Published today in The New England Journal of Medicine, a multi-center phase I clinical study conducted across 11 countries, co-authored by Enriqueta Felip, Principal Investigator of VHIO´s Thoracic Tumors Group, represents an important step forward in the treatment of patients with ALK-rearranged lung cancer.
Up until now, the targeted cancer drug crizotinib, which received accelerated approval to treat ALK- positive non-small cell lung cancer (NSCLC) in 2011, has constituted the standard treatment option for patients suffering with this particular form of lung cancer due to its efficacy in triggering rapid tumor regression. Such effectiveness, as with other drugs directed against cancer-driving gene mutations, has since unfortunately proved temporal.
These patients invariably and ultimately develop resistance to crizotinib, and typically relapse after around 8 months, leaving them with very few alternative treatment options and consequently, little hope.

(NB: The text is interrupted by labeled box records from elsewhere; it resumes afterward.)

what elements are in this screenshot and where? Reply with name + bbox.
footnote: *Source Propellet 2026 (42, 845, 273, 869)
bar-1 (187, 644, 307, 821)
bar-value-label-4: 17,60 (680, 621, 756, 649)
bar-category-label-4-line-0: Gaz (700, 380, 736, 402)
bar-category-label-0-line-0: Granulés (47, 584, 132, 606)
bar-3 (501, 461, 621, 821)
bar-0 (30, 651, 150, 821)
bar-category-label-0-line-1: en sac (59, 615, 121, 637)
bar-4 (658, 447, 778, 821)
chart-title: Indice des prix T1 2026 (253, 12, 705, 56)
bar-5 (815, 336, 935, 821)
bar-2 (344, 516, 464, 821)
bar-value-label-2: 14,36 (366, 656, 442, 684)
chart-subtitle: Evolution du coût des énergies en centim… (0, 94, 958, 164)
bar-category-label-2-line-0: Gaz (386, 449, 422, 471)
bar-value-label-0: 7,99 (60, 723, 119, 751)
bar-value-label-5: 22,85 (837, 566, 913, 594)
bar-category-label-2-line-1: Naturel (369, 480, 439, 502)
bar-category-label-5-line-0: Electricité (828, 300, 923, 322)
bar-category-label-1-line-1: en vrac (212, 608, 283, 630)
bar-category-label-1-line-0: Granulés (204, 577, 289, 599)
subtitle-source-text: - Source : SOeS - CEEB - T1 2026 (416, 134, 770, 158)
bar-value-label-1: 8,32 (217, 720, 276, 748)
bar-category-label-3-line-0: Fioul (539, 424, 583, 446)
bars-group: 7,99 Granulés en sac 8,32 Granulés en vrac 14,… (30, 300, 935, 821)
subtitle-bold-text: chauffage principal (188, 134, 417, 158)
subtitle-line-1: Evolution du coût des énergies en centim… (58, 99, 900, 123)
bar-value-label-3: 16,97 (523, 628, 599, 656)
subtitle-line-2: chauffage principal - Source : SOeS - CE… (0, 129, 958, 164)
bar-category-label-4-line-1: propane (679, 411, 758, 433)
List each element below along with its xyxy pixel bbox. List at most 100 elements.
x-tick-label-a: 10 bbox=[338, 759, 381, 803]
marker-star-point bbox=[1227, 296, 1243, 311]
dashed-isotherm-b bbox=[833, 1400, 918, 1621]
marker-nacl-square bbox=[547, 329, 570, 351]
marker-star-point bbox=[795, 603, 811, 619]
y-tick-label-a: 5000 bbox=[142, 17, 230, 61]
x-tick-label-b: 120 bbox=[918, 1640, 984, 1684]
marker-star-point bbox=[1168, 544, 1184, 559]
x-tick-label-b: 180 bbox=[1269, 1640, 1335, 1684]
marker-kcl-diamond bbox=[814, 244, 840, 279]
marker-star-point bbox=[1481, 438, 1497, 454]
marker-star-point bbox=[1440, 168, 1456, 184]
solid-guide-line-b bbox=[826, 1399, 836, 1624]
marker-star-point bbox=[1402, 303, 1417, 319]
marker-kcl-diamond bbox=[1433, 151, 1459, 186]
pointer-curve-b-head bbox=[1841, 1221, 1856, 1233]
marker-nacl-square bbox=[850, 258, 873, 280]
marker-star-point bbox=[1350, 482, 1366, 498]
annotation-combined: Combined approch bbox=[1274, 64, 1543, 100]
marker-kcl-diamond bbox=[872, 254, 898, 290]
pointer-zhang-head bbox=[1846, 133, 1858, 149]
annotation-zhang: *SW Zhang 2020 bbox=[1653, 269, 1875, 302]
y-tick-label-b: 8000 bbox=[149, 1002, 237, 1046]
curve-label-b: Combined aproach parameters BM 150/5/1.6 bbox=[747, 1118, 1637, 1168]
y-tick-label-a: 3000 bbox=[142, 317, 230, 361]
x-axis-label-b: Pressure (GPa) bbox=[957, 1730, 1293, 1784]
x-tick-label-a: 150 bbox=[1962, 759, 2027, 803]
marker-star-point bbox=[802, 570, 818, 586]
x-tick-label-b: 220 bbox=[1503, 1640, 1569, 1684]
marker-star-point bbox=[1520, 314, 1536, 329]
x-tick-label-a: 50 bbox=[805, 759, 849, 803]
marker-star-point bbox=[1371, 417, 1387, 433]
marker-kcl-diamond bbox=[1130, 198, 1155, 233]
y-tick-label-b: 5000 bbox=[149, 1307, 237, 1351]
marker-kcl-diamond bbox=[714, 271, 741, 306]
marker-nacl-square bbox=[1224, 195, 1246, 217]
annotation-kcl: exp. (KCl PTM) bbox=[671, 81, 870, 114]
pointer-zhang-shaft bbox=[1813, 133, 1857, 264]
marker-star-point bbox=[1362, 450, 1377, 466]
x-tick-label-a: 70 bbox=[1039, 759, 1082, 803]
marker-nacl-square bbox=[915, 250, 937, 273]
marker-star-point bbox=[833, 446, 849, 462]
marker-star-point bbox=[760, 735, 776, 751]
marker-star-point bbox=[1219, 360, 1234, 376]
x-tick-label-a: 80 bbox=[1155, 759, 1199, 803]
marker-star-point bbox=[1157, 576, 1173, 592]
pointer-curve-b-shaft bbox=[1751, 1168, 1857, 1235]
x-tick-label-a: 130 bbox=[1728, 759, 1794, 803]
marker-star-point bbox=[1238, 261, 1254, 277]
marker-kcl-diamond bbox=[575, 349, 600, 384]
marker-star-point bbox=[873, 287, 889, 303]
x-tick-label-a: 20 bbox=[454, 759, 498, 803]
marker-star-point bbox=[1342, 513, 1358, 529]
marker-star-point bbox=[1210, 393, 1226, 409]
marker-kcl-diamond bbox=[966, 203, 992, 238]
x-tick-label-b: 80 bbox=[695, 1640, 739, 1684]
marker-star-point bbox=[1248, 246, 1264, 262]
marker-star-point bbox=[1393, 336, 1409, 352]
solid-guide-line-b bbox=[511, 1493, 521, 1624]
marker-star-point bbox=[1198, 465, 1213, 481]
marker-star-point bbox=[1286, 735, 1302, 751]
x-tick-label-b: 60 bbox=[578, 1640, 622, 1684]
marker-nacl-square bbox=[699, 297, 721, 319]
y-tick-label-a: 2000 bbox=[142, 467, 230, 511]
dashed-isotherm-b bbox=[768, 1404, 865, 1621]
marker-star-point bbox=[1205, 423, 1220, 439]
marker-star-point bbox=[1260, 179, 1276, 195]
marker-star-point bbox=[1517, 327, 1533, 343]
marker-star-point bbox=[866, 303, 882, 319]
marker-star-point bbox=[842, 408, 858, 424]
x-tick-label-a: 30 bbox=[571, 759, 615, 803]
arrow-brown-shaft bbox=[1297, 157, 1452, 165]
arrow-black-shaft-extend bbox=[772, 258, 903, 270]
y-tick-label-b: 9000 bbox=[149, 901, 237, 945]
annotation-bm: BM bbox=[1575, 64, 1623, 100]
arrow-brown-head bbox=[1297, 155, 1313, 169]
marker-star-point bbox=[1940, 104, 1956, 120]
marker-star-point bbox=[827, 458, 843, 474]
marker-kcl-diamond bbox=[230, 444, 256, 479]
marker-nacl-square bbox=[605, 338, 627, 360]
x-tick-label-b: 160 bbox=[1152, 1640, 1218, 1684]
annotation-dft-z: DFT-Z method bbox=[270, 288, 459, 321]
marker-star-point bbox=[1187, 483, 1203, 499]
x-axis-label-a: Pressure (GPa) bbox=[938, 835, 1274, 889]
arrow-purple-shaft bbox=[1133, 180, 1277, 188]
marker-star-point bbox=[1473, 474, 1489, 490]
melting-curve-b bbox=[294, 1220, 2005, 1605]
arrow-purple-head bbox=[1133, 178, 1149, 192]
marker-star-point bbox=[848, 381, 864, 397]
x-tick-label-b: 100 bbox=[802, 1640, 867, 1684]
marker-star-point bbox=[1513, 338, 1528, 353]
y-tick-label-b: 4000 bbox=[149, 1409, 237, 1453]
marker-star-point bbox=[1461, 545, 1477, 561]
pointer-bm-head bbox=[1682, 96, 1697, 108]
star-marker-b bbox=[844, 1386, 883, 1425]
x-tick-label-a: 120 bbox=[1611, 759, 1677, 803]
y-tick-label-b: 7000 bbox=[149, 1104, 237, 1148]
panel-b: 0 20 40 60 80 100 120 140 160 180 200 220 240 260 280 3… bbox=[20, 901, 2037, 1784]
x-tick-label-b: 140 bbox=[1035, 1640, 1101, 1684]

Novel agents aimed at suppressing the growth of recurrent cancers are therefore critical in order to further advance and exact the treatment and care of these patients.
Preclinical studies previously proposed one such promising contender, ceritinib. With a different molecular make-up from crizotinib, preclinical studies indicated that it would be effective in both crizotinib-sensitive and crizotinib-resistant tumors.
Enrolling at total of 130 patients, 23 of whom were recruited from the Vall d´Hebron University Hospital, this current, inspired early-phase clinical study was designed to both assess the agent´s safety and tolerability, as well as observe and measure its efficacy and antitumor activity in humans. Ceritinib not only induced remissions in almost 60% of patients with ALK-rearranged lung cancer, but importantly, responses were independent of whether patients had been treated with crizotinib previously, suggesting refreshed hope of response after relapse occurs following crizotinib treatment. Adverse events were reported as mild, manageable, and resolved when dosage levels were adjusted to alleviate side effects.
“These results show great promise since they open up a new avenue for the future treatment of patients developing resistance to crizotinib. Importantly up until now, there was no other alternative available for these patients,” explains co-author Eriqueta Felip.
To access the original paper* and consult the accompanying editorial**, please visit The New England Journal of Medicine website.
* Alice T. Shaw, M.D., Ph.D., Dong-Wan Kim, M.D., Ph.D., Ranee Mehra, M.D., Daniel S.W. Tan, M.B., B.S., Enriqueta Felip, M.D., Ph.D., Laura Q.M. Chow, M.D., D. Ross Camidge, M.D., Ph.D., Johan Vansteenkiste, M.D., Ph.D., Sunil Sharma, M.D., Tommaso De Pas, M.D., Gregory J. Riely, M.D., Ph.D., Benjamin J. Solomon, M.B., B.S., Ph.D., Juergen Wolf, M.D., Ph.D., Michael Thomas, M.D., Martin Schuler, M.D., Geoffrey Liu, M.D., Armando Santoro, M.D., Yvonne Y. Lau, Ph.D., Meredith Goldwasser, Sc.D., Anthony L. Boral, M.D., Ph.D., and Jeffrey A. Engelman, M.D., Ph.D. Ceritinib in ALK-Rearranged Non–Small-Cell Lung Cancer. N Engl J Med 2014; 370:1189-1197 March 27, 2014
** Thomas, Roman K. (2014) Overcoming Drug Resistance in ALK-Rearranged Lung Cancer. N Engl J Med 2014; 370:13, 1250-1251.